5 Things We Learned at FIT’s Knock-Off Exhibit

Fakes. Copies. Frauds. Whatever you may call them, the new exhibit “Faking It” at the Museum at FIT is all about the business of fashion knock-offs. From licensed copies of Christian Dior and Chanel, to counterfeit Christian Louboutins, the exhibit covers 150 years and includes 100 different examples.

“I get asked about what inspired the show,” said curator Ariele Elia. “Really, I was thinking about the rise of fast fashion and knocking off things we see on the runway. From the time the design hits the runway to two weeks later, the designs are in fast-fashion stores. I wanted to real think about how long this has gone back in fashion.”

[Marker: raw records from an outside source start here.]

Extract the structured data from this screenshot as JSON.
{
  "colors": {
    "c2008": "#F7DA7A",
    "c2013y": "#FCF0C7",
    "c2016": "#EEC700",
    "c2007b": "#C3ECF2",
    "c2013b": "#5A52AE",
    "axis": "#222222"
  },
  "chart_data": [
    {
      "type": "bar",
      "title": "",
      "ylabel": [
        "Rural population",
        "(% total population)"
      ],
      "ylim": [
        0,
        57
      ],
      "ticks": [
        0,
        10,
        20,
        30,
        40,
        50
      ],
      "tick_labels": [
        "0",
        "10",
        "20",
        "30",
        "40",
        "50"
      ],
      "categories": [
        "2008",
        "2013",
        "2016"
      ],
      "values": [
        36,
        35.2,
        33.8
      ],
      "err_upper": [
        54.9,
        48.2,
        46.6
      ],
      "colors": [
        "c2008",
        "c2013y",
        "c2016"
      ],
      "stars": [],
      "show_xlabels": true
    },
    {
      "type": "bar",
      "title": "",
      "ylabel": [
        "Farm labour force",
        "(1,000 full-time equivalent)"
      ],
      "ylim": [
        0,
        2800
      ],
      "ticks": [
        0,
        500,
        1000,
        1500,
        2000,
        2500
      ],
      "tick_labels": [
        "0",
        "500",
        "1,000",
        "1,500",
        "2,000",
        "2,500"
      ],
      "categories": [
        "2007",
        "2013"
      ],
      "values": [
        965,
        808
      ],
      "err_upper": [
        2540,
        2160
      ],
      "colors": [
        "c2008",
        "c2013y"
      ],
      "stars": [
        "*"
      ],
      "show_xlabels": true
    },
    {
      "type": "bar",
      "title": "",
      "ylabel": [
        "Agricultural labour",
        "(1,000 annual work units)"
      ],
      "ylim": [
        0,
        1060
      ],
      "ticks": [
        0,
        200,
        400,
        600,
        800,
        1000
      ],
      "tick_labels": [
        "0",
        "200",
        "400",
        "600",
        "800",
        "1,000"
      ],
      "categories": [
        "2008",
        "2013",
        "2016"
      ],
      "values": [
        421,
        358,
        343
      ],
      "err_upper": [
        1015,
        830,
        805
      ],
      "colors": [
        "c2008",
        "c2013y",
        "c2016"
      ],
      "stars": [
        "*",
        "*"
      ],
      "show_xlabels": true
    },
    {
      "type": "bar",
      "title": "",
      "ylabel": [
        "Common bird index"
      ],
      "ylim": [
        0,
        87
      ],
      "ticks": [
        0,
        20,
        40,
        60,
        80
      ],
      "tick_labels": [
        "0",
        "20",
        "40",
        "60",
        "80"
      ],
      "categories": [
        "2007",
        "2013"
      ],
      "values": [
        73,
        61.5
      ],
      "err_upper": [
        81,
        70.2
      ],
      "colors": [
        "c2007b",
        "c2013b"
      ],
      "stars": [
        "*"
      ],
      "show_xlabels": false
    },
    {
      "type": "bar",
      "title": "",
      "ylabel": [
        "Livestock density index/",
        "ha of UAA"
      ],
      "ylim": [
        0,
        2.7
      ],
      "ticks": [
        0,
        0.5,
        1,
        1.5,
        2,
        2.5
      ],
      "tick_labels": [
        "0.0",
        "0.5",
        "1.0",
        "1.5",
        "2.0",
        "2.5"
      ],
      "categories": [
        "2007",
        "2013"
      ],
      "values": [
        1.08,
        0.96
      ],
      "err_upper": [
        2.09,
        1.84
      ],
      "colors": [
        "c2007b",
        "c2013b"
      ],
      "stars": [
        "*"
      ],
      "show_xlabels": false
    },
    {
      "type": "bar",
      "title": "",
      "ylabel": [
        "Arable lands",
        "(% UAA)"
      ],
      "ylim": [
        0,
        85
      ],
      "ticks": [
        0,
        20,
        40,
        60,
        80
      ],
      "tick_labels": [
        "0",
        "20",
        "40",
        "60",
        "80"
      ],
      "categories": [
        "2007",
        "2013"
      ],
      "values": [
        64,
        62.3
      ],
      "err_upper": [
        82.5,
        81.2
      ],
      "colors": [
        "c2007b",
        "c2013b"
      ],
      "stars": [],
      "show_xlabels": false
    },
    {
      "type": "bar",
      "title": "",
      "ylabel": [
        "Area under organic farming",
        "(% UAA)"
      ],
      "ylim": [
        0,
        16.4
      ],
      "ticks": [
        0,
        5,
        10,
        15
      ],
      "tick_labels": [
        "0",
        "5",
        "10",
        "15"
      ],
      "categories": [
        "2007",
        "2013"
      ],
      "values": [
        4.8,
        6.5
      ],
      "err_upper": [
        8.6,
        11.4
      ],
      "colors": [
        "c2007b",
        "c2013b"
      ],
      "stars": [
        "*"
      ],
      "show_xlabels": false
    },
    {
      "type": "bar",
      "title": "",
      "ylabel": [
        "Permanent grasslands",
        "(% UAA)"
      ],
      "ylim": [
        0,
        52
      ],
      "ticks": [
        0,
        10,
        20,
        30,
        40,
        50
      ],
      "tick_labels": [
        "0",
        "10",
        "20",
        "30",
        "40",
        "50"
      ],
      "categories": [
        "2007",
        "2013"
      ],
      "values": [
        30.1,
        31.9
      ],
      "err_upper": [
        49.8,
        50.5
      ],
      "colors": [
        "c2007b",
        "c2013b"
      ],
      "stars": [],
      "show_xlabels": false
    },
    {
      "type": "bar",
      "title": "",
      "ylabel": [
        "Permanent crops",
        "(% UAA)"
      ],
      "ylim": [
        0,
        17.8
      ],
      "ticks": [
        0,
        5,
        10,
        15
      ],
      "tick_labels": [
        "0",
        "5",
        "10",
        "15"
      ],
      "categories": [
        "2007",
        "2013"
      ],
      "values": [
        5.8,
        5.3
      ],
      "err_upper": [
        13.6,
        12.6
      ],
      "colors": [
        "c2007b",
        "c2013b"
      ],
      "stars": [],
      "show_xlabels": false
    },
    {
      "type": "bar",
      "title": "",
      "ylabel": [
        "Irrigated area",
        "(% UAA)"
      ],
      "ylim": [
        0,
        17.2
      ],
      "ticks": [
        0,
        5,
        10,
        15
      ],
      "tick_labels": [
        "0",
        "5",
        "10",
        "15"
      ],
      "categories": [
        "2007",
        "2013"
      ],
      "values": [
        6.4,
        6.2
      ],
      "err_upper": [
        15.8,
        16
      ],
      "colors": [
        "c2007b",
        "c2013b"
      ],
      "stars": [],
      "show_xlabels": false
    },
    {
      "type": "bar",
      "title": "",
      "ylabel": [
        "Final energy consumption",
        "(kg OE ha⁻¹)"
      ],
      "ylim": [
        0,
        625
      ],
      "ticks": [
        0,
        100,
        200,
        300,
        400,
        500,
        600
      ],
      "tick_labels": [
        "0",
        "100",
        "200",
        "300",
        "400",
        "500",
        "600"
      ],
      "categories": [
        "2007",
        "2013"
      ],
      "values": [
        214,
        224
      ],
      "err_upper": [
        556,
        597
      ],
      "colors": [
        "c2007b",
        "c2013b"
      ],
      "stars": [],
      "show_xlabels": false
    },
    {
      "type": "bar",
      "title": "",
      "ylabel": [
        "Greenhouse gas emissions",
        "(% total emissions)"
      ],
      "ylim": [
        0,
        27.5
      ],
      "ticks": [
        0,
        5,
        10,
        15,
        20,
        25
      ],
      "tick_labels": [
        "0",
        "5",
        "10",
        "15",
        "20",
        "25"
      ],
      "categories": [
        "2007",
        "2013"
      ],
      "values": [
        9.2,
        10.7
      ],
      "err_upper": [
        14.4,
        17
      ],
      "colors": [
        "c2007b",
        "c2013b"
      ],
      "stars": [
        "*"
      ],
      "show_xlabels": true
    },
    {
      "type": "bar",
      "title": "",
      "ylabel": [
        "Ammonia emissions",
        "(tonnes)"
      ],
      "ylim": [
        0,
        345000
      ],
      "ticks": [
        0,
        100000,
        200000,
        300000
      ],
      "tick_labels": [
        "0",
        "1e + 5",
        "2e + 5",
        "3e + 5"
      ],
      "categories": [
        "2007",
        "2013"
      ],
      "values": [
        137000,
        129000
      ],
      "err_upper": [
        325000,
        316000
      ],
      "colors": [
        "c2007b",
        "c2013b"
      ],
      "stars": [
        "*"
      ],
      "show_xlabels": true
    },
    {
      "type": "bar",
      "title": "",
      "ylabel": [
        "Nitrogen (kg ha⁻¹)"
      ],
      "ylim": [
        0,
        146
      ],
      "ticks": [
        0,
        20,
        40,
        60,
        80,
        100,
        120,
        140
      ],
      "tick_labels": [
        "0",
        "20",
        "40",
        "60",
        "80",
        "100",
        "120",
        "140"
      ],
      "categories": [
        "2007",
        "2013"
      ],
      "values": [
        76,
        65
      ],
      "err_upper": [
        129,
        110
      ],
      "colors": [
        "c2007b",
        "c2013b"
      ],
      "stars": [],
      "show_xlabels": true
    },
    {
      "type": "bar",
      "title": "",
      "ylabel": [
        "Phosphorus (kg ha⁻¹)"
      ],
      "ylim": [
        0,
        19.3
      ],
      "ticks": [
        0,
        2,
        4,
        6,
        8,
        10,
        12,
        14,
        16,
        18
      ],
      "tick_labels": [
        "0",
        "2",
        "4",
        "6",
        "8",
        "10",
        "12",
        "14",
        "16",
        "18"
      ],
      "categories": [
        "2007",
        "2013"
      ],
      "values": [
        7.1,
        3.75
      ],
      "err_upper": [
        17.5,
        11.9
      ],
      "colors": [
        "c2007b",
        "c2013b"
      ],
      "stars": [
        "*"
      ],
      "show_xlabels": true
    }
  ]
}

FN previewed the show, and here are a few tidbits we found most interesting:

1. Fashion design is copyrighted and protected in Italy, France and the U.K. Not so in the U.S. In 1941, the Federal Trade Commission disbanded the Fashion Originators Guild, which “red-carded” stores caught selling copies or unlicensed designs. After that failed attempt, there’s not much in the way of design protection stateside.

2. Zara gets called out for creating an exact copy of a look from the Celine 2013 fall collection — and a lot of other designers.

3. That Moschino McDonald’s collection? Yep, Jeremy Scott didn’t get sued because he asked McDonald’s for its permission to use the Golden Arches.

4. Want to make a stand on anti-copying fashion? How about adding your thumbprint? 1920s couturier Madeleine Vionnet did on the tags in her designs.

5. Coco Chanel was actually pretty okay with the whole copying thing. She even provided her licensed copiers with lists of where to purchase identical fabric and trim, and how much they needed to make the ensemble. 

The new show opens today and runs through April 25, 2015.